Domenico A. Conci[1]

 

Giochi di tribù pellerossa

 

 

Molti sono i giochi che popoli di interesse etnologico imbastiscono come passatempi. Ad esempio possiamo considerare la cultura degli indiani delle pianure americane, i cosiddetti pellerossa, cultura che mostra una serie abbastanza grande di momenti apparentemente ludici, di riunioni tribali arricchite di gare e danze, di feste animate da vivace partecipazione, ma anche di riunioni che sono opportune occasioni per il racconto di antiche storie. Tutto questo materiale è abbastanza imponente, simile per molti versi a quello che può trovarsi anche in area occidentale, ed esso ci consente di osservare manifestazioni che considerate nel loro più ampio significato possono sembrare, sia per le intenzioni che per la loro posizione all’interno del complesso della cultura, utili alle nostre considerazioni.

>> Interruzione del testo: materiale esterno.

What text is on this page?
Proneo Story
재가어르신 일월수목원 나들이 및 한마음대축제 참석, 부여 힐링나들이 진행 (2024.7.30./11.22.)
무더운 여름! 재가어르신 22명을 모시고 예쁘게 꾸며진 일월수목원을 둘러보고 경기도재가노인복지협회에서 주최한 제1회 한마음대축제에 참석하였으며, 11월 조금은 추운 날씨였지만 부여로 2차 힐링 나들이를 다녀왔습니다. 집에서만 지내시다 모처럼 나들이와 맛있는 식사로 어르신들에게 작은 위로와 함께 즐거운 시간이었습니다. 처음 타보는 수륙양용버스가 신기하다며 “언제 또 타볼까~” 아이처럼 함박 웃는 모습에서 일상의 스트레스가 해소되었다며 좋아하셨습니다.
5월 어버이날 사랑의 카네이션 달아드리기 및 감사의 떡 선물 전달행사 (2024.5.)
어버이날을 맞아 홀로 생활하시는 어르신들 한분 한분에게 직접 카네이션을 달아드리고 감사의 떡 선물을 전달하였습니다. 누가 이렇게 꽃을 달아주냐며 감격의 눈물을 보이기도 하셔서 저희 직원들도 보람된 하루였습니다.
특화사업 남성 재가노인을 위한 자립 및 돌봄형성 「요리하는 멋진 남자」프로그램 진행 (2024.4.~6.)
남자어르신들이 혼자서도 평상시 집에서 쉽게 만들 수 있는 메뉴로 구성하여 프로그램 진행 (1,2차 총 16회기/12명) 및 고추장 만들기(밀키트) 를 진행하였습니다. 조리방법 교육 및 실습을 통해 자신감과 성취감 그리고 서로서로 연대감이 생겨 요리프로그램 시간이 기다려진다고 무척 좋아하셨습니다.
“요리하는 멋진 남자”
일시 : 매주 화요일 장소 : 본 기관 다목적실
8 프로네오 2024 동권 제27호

I ragazzi spesso giocano imitando i loro parenti più anziani. Il gioco come imitazione scaturisce da un atteggiamento istintivo e manifesta qui come altrove la sua capacità di fornire una valida tecnica di apprendimento dei costumi culturali. E’ comune a tante altre realtà etniche il fatto che i ragazzi vengano forniti di giocattoli adatti allo scopo ed appositamente confezionati. E’ il caso dei Tipi, modelli più piccoli delle capanne tradizionali delle popolazioni indiane, dati in dono alle bambine, ove esse ricevono i maschi che, armati di archi proporzionati, portano loro conigli o altro cibo, come fossero degli adulti di ritorno dalla caccia. Il gioco della famiglia, così, si sviluppa in una simulazione concreta del comportamento adulto, servendosi degli stessi strumenti che consentono più tardi di fatto il mantenimento dello stile di vita del popolo. Si imitano anche i comportamenti di socializzazione, l’appartenenza a sorte di clubs militari, regolati da usi fissati dalla tradizione. Ad esempio la cura del cavallo, tipica dei Dakota, comincia nella tenera età e manifesta modalità di gioco, pur rappresentando un capitolo importante dell’educazione presso queste culture, inducendo la ripetizione di gesti e di comportamenti efficaci, che saranno della massima utilità quando i giovani saranno cresciuti.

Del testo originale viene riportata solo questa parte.